4.4. Cell Viability Assays

MES-SA and MES-SA/Dx5, BMDM, and HUF cell lines were seeded in 96-well plates and incubated for 24 h. Cells were then treated with increasing concentrations of PC and TR for 72 h. MES-SA and MES-SA/Dx5 cells were also treated with increasing concentrations of Dox, cisplatin, 5-fluoro-uracil, and paclitaxel for 72 h. Cell viability was determined through the colorimetric methylthiazol tetrazolium (MTT) assay.

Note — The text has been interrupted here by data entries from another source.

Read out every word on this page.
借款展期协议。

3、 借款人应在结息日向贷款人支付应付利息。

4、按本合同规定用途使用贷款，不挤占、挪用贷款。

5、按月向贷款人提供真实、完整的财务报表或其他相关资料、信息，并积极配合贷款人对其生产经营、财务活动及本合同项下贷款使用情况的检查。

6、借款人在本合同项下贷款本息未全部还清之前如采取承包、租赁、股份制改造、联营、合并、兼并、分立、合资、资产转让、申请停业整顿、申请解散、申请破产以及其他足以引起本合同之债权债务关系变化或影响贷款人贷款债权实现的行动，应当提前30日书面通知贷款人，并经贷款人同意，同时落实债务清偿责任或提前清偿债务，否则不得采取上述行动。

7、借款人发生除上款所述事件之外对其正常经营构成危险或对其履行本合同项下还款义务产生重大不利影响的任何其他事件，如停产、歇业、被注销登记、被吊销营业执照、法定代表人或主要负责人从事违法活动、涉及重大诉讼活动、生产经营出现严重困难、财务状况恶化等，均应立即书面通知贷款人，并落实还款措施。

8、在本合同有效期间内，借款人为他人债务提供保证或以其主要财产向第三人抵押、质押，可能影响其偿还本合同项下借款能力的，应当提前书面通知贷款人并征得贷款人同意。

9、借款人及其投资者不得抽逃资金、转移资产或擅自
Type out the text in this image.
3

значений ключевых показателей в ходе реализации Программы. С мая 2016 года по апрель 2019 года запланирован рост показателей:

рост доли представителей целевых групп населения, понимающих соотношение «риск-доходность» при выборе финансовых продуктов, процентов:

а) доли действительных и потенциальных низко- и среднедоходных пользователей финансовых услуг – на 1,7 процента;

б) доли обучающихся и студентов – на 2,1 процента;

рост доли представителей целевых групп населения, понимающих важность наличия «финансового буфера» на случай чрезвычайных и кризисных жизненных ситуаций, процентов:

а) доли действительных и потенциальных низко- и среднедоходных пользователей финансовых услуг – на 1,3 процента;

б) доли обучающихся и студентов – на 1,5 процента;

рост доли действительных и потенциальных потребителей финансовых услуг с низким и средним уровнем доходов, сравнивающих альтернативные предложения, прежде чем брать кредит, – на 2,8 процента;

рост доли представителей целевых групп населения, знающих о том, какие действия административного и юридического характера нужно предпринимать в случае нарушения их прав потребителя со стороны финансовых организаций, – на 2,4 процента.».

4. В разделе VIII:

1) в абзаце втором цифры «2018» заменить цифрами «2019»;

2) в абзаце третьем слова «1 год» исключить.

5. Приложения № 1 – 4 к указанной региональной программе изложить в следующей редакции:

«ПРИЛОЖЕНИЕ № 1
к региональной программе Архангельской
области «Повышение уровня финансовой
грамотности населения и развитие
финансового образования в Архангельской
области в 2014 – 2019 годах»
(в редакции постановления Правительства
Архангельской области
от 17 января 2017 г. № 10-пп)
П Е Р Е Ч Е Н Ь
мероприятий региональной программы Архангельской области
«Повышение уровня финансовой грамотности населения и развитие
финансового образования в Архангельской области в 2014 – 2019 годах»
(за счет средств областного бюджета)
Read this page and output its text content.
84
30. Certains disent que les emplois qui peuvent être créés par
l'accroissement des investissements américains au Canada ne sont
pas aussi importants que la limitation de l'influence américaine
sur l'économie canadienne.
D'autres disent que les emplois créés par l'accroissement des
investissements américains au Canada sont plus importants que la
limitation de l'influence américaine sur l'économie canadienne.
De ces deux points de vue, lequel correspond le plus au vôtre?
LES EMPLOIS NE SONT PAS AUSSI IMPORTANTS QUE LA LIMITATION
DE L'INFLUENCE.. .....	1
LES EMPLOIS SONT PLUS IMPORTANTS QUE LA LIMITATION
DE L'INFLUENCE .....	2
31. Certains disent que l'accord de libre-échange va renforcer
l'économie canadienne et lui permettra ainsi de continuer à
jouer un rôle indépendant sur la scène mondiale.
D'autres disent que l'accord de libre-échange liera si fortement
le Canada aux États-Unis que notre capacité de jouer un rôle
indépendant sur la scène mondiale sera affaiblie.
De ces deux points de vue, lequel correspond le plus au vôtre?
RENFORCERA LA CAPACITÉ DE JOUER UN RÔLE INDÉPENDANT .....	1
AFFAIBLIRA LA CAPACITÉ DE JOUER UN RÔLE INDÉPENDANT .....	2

This method is based on the ability of mitochondrial succinate deshydrogenases in living cells to reduce a tetrazolium salt, 3-(4,5-dimethylthiazol-2-yl)-2,5-diphenyltetrazolium bromide, leading to the production of blue formazan crystals [63]. Thus, this quantitative colorimetric assay has been widely used to assess the effects of drugs on cell growth [64]. After MTT addition (0.5 mg/mL), the plates were incubated at 37 °C in a 5% CO₂ humidified atmosphere. After a 3 h incubation, the medium was removed, and formazan crystals were dissolved with acidic isopropanol (0.1 N HCl in absolute isopropanol). Absorbance at 570 nm was measured using the Biochrom Asys UVM 340 microplate reader (Biochrom Ltd., Holliston, MA, USA). Results are expressed as a percentage of control values. The inhibitory concentrations at 50% (IC₅₀) for each drug, defined as the concentration of drug that inhibits cell proliferation by 50%, were calculated using a four-parameter nonlinear regression with GraphPad Prism version 6 software (GraphPad Software, San Diego, CA, USA). The resistance index (RI) was calculated by the ratio of the IC₅₀ of resistant cells to that of parental cells.